Мы вышли в коридор, где несколько конторских служащих шелестели бумагами. При виде нас все расступились. Федеро захлопнул дверь.
— Зелёная, — сказал он, понизив голос, — извини, но сейчас у меня совсем мало времени. Как себя чувствует Танцовщица?
Я покраснела.
— Мне очень стыдно, но я не знаю… Может быть, она умирает!
Федеро вздохнул:
— В последний раз мы с ней виделись и разговаривали четыре месяца назад… Тогда мы крупно поссорились, и она пропала. Мы с ней говорили о тебе, а спор вышел из-за того, надо тебя разыскивать или нет. Я очень надеялся, что Танцовщица поехала за тобой. — Федеро грустно улыбнулся. — Мои молитвы были услышаны. Она не пала жертвой разбойников Чойбалсана. Но ее возвращение далось такой дорогой ценой! Что было у нее на уме?
— Танцовщица боится за город, — искренне ответила я, хотя и не знала, насколько взгляды Танцовщицы совпадают со взглядами Федеро. Разве не признался только что сам Федеро, что из-за меня они поссорились?
— Я рад, что ты вернулась! — тихо сказал Федеро и шагнул ко мне, как будто хотел меня обнять. Впрочем, он тут же отступил.
Его порыв показался мне непритворным. Может быть, то, что показалось мне лживостью, объясняется тяжким бременем ответственности? Когда Федеро был экономом Управляющего, он выполнял сложные задачи, однако не имел абсолютной власти. И вот он занял место Правителя, не обладая многовековым опытом и непоколебимой уверенностью своего предшественника.

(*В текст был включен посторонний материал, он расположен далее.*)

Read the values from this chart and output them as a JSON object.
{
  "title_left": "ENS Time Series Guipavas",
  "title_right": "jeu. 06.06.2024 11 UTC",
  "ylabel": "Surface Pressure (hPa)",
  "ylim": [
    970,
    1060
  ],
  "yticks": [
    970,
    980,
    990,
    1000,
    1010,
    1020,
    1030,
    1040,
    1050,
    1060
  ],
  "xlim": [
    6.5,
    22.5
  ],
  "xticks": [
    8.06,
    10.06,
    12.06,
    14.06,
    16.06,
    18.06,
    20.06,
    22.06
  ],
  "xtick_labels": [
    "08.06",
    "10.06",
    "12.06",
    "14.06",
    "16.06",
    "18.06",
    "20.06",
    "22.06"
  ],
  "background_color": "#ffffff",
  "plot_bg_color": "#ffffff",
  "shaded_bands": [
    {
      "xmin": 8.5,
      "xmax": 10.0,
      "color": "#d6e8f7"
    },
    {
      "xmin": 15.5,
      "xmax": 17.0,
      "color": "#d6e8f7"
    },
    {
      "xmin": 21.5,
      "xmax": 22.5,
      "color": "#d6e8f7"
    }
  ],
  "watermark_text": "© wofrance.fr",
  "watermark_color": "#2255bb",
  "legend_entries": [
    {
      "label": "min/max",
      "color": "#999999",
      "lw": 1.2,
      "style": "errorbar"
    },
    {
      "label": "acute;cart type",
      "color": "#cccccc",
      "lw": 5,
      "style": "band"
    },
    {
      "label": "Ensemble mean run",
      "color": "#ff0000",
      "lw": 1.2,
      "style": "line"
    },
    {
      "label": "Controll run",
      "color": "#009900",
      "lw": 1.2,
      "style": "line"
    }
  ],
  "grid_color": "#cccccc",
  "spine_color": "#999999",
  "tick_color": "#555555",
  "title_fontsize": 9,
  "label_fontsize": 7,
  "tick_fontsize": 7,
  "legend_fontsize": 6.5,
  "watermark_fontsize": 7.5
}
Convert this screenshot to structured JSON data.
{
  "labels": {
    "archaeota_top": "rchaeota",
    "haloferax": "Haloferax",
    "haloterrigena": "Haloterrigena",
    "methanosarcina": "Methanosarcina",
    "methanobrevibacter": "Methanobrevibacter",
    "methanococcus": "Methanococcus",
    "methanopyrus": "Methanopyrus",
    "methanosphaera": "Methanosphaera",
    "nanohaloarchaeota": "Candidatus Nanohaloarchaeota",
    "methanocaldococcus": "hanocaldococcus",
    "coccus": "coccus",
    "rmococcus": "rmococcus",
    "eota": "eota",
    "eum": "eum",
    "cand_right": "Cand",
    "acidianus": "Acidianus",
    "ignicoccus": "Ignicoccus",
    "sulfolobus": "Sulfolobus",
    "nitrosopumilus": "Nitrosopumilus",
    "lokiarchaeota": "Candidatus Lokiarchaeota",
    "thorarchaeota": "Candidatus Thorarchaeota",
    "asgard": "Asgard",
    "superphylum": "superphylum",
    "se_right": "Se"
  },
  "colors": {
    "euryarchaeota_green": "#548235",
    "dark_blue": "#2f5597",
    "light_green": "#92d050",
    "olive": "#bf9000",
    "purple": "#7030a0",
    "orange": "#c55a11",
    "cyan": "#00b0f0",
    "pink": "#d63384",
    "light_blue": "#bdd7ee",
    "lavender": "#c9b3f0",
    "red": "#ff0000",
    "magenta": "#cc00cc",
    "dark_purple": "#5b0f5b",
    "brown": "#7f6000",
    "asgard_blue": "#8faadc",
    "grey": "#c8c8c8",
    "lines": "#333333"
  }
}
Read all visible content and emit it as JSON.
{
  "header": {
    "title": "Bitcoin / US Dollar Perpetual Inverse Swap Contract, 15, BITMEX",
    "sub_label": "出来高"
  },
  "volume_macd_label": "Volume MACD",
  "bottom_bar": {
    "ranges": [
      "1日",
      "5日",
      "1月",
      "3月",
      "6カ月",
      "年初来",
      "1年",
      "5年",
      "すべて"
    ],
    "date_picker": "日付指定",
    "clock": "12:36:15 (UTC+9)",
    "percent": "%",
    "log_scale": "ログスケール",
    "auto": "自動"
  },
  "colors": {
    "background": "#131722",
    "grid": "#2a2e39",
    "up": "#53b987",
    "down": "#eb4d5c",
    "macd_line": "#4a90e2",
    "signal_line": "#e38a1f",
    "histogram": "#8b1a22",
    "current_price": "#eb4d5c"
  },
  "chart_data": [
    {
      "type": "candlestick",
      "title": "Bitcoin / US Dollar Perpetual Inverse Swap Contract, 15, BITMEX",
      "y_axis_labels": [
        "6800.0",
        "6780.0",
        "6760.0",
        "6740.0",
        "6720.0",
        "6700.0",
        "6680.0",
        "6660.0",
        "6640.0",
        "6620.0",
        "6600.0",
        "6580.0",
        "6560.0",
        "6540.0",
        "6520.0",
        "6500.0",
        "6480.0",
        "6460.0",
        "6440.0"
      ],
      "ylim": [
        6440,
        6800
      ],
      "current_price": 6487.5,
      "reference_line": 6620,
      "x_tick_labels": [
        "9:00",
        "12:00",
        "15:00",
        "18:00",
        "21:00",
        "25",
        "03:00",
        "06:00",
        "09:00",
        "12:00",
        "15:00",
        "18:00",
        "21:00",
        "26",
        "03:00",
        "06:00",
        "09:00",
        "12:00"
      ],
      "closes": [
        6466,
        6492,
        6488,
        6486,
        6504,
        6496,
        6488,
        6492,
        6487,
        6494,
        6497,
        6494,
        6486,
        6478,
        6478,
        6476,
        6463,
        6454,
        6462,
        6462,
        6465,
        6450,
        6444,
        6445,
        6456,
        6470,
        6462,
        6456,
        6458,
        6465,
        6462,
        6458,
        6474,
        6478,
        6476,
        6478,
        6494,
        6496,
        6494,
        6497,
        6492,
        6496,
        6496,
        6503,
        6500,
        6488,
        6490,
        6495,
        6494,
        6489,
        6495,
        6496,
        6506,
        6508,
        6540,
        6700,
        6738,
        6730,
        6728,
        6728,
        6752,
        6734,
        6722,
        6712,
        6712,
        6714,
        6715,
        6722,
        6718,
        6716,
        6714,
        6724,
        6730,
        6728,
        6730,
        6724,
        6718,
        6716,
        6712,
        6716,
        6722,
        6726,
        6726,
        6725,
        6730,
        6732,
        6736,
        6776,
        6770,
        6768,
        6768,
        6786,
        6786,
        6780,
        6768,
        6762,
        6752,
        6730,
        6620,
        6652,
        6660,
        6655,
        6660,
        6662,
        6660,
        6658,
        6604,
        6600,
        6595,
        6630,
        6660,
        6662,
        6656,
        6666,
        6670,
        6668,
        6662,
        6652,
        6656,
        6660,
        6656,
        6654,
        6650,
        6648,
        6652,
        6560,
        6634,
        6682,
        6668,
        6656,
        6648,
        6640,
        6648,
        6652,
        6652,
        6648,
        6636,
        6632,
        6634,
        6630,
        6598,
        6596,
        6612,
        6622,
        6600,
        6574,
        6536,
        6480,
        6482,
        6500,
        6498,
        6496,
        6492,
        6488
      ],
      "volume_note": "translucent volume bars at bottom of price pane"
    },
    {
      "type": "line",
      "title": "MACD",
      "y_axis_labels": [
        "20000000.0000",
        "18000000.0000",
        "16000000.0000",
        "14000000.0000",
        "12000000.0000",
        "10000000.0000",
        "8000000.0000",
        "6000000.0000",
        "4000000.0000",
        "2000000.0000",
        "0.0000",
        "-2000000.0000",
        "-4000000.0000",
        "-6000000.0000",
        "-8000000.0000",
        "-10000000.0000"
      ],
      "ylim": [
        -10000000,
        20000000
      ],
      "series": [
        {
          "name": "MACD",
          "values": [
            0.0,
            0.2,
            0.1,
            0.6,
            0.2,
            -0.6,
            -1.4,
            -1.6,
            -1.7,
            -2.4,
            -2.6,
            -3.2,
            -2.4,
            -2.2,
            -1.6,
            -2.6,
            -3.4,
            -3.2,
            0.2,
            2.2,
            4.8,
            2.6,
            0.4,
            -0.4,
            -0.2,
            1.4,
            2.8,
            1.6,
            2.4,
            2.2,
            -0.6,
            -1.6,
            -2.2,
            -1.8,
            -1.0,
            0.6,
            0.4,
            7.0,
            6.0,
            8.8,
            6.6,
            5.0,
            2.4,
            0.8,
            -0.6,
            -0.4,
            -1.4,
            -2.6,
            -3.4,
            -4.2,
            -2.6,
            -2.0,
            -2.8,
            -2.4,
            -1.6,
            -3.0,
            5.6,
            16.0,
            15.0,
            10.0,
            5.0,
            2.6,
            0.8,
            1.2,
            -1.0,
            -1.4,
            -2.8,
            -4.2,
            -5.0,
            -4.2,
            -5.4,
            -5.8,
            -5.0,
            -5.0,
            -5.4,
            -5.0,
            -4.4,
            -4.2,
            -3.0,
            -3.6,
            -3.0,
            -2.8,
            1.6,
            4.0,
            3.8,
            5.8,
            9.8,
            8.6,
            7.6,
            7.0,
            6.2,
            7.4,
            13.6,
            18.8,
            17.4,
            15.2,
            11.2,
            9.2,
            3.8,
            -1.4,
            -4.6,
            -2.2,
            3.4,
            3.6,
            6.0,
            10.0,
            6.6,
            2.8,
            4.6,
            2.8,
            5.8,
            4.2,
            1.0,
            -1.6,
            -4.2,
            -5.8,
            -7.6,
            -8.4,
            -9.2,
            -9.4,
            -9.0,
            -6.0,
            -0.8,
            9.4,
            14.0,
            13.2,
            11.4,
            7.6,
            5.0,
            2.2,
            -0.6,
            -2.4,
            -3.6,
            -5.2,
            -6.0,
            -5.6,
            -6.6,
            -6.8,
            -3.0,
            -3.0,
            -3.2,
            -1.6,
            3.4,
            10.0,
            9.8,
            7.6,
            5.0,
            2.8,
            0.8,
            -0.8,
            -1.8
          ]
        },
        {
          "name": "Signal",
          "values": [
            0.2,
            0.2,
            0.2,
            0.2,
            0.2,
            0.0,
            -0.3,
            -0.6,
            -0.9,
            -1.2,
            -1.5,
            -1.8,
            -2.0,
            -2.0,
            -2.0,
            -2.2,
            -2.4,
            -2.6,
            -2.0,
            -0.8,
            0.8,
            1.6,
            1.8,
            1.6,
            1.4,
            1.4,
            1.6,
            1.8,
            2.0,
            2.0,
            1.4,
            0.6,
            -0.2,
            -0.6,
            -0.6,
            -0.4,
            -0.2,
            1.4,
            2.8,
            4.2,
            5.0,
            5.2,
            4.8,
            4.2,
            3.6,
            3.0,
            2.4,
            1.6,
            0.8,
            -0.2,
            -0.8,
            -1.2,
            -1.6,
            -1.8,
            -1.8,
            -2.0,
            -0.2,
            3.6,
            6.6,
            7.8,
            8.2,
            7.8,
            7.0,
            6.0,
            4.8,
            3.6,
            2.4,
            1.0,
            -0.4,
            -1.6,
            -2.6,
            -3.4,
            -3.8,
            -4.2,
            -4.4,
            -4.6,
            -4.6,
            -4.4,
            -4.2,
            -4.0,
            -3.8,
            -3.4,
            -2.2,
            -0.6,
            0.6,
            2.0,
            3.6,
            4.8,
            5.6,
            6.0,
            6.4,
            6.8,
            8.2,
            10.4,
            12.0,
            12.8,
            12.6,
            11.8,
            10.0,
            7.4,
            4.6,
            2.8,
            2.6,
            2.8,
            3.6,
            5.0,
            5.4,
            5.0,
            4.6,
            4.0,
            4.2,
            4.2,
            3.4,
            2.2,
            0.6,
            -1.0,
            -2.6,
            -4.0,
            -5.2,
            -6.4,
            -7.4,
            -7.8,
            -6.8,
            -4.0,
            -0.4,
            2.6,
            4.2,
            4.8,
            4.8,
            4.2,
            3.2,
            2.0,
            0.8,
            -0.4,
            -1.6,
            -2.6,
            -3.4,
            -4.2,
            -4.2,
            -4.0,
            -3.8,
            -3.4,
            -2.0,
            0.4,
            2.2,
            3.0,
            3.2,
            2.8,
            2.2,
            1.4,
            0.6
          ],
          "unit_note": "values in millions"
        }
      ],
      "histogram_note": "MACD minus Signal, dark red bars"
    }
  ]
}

— Все замечательно, — ответила я, — и все же мне кажется, что Чойбалсан — буря, которая пройдет.
— Посмотрим, — мрачно ответил Федеро.
— Посмотрим.
В ожидании Наста я вспоминала слова богини. Федеро и Танцовщицу объединяет какая-то таинственная связь… Может, именно это имела в виду богиня, когда говорила о кольцах в сердце Танцовщицы? С другой стороны, если моя бывшая наставница не доверяет Федеро, она вполне могла обмануть его и разрушить все его надежды задолго до прихода разбойника Чойбалсана.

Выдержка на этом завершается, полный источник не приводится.